I'm wowed by being able to go to your site to learn so much about the experience of others.
Thanks so much
W. A. Murray
Mt Morris, IL
|Jiri Jirovec (22.09.03):
I think that you do a great service to us, tennis and stringer enthusiasts. I look at your site for
time to time to look for small tips here and there (I string tennis racquets for a small tennis club
in Ontario) and find it quite informative. The Forum is quite well done but there is always room for
improvement. It might be useful to create a section with critical information that every stringer should
know. For example, the crosses of any Prince racquet must begin at the head, otherwise the warranty is
voided. This means that 2 piece stringing is a must for certain Prince frames. You could also post a
table with typical length of string for one piece stringing. This information would be useful for
stringers who use reels instead of coils. According to my records, most 16x19 midsize racquets do not
require more than 10m. Some 14x18 Wilson frames can be done with as little as 8.5m. The most demanding
(about 11m) are some Yonex frames with the 18x21 pattern. That section could also contain warning such
as "Avoid Wilson frames with rollers!". This is a flawed design because crosses move
excessively and cut mains like a saw. (Not bad for stringers, though).
|Dr. L. Carl Love about indispensable tools for quality string jobs (26.02.04):
Hello Stringing Technicians,
I have been stringing tennis racquets since 1929, and I can say that the information about stringing
has changed more in the last ten years than in the last 100. I do not string for profit but rather
look for methods of improving playability while stringing. There are two tools that I think racquet
technicians should have, especially if they knew where to find them at the manufacturers cost.
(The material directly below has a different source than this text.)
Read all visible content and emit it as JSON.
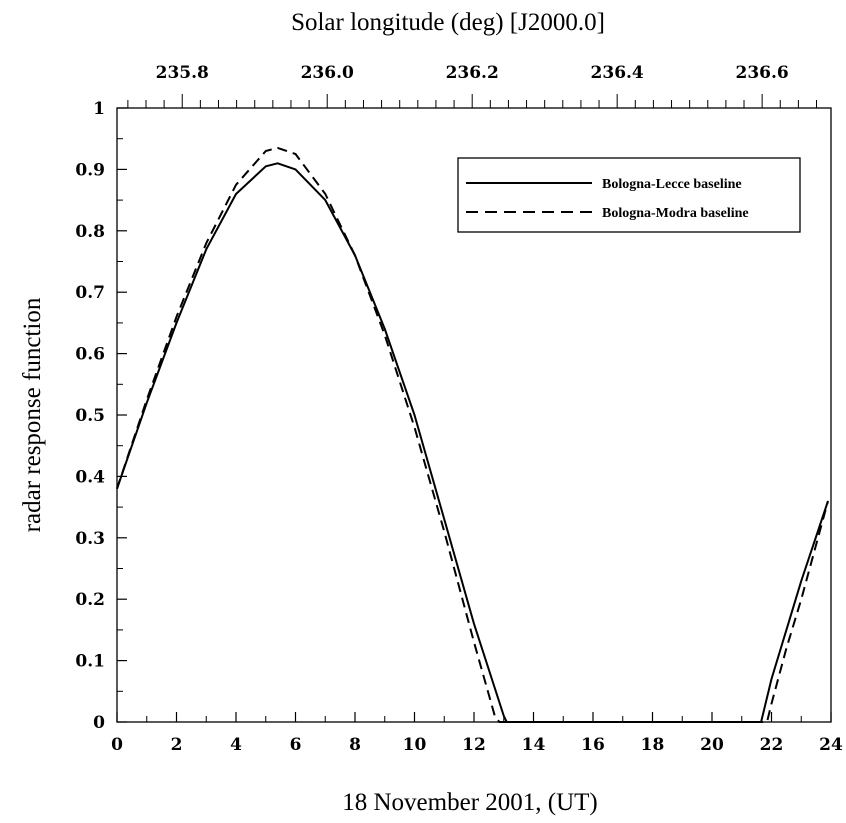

The first one is called a frame micrometer. The main purpose of this tool is to provide the person
stringing a racquet with information about how to mount a frame in the stringing machine vise. The
pull of 16 to 18 main strings at 50 to 70 lbs can place a severe stress on the frame. A great part
of this stress is handled by the stringing machine. The question is how much does a person load the
frame against the force before pulling any mains. All stringing machine vises contract when a force
is applied. I do not like to guess when I have a customers $300 racquet to gamble with. The frame
micrometer will measure the distance of the original pull to 0.001 inches. I have found that this pull
moves the frame from about 0.040 to as much as 0.085.
The second tool I recommend is used to measure the string bed stiffness. It monitors how close I can
duplicate string jobs for customers who want identical string jobs. I also use it to show customers
how much loss they have in string tension. I recommend that the racquet of serious players be
re-strung after it changes by 20%. Both of these tools can be purchased for under $150 US currency.